Start with architecture to understand the design philosophy before diving into specific domains:

  1. Data Philosophy — Why tables hold raw facts and materialized views compute intelligence
  2. Schema Overview — Bird’s-eye ERD, domain map, full entity inventory
  3. Materialized Views — The five views, what they pre-compute, the refresh strategy

Then read the domains that matter to your work, starting from the center of the graph and moving outward:

  1. Drugs — The center of the schema. Everything connects through drugs.
  2. Clinical Trials — The largest domain (14 tables). Trial design, results, eligibility.
  3. Diseases — The ontology that organizes all therapeutic work.
  4. Organisations — Who develops what, and who bought it from whom.
  5. Indications — Treatment landscape, therapeutic approaches, prior therapy lines.
  6. Regimens — How drugs combine into treatment regimens.
  7. Publications — Literature evidence linking trials to published outcomes.
  8. News — Structured intelligence extracted from press releases and news wires.
  9. Lookups — Reference data that standardizes vocabulary across domains.

Finish with the AI agent guide:

  1. AI Agent Querying — Which views to hit, when to use base tables, query patterns and anti-patterns.

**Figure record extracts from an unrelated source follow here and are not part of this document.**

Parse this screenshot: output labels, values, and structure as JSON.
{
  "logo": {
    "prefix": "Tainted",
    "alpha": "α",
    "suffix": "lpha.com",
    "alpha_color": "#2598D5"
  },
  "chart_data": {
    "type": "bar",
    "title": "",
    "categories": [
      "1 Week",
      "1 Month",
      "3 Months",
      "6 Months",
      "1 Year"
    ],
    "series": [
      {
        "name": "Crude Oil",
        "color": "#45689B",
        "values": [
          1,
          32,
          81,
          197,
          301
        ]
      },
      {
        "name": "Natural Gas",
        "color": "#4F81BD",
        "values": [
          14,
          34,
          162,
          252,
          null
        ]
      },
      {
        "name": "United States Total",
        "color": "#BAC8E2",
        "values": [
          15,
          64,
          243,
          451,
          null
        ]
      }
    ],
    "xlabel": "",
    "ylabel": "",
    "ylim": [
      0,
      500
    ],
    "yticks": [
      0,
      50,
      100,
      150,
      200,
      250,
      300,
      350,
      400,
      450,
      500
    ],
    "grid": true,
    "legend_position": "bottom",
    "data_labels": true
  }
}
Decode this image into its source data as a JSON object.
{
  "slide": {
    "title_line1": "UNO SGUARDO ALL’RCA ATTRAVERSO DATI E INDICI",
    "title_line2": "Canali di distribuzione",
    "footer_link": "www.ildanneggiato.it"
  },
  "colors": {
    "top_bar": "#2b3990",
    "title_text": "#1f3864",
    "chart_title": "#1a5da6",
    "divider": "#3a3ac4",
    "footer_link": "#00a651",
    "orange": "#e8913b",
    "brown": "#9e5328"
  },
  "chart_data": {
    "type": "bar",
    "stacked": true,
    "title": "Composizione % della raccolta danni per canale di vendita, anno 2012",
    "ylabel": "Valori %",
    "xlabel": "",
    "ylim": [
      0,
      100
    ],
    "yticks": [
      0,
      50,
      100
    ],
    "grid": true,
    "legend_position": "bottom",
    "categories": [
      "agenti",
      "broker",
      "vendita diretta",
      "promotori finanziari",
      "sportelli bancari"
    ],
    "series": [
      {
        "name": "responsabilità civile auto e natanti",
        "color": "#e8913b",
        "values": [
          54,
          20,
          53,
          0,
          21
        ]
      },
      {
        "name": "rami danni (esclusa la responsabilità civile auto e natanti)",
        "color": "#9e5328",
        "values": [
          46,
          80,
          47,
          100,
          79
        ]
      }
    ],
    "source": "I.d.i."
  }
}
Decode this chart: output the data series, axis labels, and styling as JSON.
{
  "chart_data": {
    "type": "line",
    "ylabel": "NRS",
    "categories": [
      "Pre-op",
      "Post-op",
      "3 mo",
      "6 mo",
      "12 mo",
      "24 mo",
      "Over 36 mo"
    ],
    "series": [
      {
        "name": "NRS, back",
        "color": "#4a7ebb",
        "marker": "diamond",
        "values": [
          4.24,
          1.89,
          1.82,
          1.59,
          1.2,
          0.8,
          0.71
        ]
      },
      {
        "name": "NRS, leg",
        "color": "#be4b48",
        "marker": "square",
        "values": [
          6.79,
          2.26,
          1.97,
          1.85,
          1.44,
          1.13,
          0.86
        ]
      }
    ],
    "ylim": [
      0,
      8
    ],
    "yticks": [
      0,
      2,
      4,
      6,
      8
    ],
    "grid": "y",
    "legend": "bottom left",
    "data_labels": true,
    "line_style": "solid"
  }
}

Dagster orchestrates all data ingestion, enrichment, and the computed layer (dbt). The pipeline code lives in pipelines/ as a Python package alongside the TypeScript schema layer. See the data pipeline design for the full architecture.

Pre-existing tables (drugs, organisations, targets, technologies, biomarkers, indications, drug_ownerships) are declared as external AssetSpecs — Dagster tracks them without managing their schema.